Best Practices for Monitoring Battery Devices

Hello, I’d like to avoid reinventing the wheel if at all possible. I currently have several battery-based zwave devices with more on the way. Although I have a solution in place, I’d like to see what others are doing to address the shortcomings in my current approach.

I have a rule setup to monitor the battery level reported by each device in a certain group. The beauty of the rule is that I merely have to add new devices to the group without having to re-write the rule. Once per day, the rule iterates through each member of the group and sends me an email that contains the name of each group member that is below a certain threshold (e.g., 20% remaining battery). But I question the accuracy of the battery measurement and whether this rule will actually be useful for the following reasons:

  • Some of my devices intermittently report values of 0 or 1 for the battery level, then jump back up to 100; and
  • Although I’ve had some of the devices for over a year, they still report 100% battery, which doesn’t seem right.

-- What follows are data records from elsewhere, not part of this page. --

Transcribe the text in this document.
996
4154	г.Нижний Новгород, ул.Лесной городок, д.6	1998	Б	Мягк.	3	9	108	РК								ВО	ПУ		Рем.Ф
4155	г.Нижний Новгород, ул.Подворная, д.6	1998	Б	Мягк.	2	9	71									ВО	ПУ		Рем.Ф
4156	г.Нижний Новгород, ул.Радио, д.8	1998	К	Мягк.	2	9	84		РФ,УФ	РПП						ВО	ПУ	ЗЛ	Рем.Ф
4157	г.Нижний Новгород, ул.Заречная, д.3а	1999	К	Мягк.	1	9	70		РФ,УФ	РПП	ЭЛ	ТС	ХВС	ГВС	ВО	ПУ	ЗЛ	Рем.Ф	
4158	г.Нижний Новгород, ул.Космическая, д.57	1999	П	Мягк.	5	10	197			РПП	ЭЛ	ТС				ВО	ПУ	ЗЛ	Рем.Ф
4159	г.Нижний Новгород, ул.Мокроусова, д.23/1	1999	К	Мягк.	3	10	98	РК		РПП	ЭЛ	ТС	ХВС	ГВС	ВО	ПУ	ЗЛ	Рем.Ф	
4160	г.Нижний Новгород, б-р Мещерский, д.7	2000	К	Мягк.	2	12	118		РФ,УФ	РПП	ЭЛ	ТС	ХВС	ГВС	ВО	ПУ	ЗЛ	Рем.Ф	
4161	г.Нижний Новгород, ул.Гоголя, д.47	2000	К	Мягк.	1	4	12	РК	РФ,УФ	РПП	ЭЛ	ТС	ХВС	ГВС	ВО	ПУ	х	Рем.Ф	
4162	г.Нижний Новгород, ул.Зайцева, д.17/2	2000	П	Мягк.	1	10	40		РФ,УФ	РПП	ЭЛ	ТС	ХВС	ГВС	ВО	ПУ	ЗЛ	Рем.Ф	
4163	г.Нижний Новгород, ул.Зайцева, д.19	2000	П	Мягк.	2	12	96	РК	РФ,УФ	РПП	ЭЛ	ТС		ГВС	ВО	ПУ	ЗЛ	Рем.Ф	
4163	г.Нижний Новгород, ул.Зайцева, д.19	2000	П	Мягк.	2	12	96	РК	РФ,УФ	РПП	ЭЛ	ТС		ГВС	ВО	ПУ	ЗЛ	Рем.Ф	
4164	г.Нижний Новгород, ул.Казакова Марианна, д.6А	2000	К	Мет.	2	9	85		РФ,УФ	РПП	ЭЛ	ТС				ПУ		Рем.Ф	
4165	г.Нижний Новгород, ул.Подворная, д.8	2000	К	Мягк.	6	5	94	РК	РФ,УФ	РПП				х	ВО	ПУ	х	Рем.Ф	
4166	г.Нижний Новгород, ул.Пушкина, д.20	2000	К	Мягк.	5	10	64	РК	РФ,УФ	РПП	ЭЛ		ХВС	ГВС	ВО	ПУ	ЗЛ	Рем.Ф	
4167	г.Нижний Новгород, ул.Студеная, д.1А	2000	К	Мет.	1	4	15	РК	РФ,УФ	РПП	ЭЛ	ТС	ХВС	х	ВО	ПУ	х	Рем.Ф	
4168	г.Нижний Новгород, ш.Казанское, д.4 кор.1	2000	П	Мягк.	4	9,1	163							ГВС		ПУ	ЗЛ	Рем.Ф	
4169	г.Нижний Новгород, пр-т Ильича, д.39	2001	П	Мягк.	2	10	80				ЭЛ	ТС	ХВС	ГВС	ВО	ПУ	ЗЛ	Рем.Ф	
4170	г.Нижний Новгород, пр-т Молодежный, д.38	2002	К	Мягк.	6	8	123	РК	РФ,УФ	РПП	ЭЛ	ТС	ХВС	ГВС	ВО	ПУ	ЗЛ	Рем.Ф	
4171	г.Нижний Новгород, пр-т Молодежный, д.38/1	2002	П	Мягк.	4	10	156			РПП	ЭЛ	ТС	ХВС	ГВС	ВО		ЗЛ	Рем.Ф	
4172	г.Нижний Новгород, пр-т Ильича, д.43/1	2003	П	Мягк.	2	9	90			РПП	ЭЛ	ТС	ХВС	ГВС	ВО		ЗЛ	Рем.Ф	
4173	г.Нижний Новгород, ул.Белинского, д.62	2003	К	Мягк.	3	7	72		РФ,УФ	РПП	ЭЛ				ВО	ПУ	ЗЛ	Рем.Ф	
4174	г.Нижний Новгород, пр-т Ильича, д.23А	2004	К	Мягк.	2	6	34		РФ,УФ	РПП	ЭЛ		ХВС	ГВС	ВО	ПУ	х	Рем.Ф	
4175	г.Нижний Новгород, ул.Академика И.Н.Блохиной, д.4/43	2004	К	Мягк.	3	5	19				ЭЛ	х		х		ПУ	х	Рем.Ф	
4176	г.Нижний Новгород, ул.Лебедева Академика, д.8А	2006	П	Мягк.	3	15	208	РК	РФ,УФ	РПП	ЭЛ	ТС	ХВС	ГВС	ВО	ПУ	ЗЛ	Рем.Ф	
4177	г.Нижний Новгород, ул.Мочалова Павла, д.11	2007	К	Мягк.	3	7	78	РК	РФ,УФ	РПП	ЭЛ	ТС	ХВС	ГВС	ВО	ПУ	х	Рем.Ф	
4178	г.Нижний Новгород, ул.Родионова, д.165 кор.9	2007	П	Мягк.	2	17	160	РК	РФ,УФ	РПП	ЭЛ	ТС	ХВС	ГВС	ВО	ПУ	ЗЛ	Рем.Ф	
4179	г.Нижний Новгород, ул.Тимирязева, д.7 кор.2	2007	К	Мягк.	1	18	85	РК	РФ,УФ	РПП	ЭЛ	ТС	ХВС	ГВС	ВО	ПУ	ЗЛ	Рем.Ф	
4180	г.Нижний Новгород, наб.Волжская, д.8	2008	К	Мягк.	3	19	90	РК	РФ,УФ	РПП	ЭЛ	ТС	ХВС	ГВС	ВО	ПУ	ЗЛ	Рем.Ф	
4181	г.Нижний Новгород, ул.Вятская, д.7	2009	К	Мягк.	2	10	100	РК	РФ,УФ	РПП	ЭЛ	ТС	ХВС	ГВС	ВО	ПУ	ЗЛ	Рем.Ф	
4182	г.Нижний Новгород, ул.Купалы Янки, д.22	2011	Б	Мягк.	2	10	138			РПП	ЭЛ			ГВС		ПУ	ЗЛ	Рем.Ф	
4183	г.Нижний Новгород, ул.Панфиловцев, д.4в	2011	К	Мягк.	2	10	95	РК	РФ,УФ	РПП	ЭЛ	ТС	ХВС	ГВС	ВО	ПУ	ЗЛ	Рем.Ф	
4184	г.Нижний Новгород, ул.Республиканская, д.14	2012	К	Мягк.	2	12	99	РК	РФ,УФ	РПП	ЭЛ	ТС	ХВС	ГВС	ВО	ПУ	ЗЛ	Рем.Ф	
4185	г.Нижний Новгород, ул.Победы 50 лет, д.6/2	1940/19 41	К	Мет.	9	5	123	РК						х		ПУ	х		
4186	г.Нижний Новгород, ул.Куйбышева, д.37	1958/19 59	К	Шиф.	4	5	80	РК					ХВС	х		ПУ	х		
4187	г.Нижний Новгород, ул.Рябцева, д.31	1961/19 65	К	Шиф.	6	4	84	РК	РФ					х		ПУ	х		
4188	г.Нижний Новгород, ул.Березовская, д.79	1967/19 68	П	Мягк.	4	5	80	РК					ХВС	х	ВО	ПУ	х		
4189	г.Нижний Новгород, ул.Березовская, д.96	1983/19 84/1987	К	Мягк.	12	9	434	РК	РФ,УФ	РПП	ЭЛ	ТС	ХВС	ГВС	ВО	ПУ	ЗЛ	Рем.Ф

So my thought is to setup another rule that would maintain a date/time stamp for the last time each device provided an update so that I can send myself an email if a device hasn’t updated in the last 24 hours. Ideally the rule would work the same way - new devices are included in the check by simply adding them to the appropriate group. I would also like to implement this functionality (I think I can do it with maps) without having to use persistence.

I’d appreciate any thoughts on my strategy, as well as best-practice examples of monitoring battery devices.

I just put them in a group and have an alert sent to me when one goes under 20%. I’ve noticed that the battery value gets updated very infrequently (once a week or so) for my devices that support the BATTERY command class at all (darn you Minimotes!). The reported value jumps around a bit but I’ve not had it jump to zero then back up before, at least not yet.

Having a battery device report its battery status much more frequently than that seems mainly to be a way to run down your battery much faster without much real benefit. Maybe sensors that report status more frequently than smoke alarms report more frequently (e.g. door sensors or PIRs).

I don’t see how this is possible. As soon as you reload your file or restart OH you will lose all the Item’s states, your maps, and your timers. So if a device dies and you refresh your rule file before the Timer goes off you will never get an alert.

Also, as I’ve mentioned, not all devices report their battery status that frequently. In my case I’m not sure the battery event gets reported on a set schedule so I don’t know what sort of timer I would set.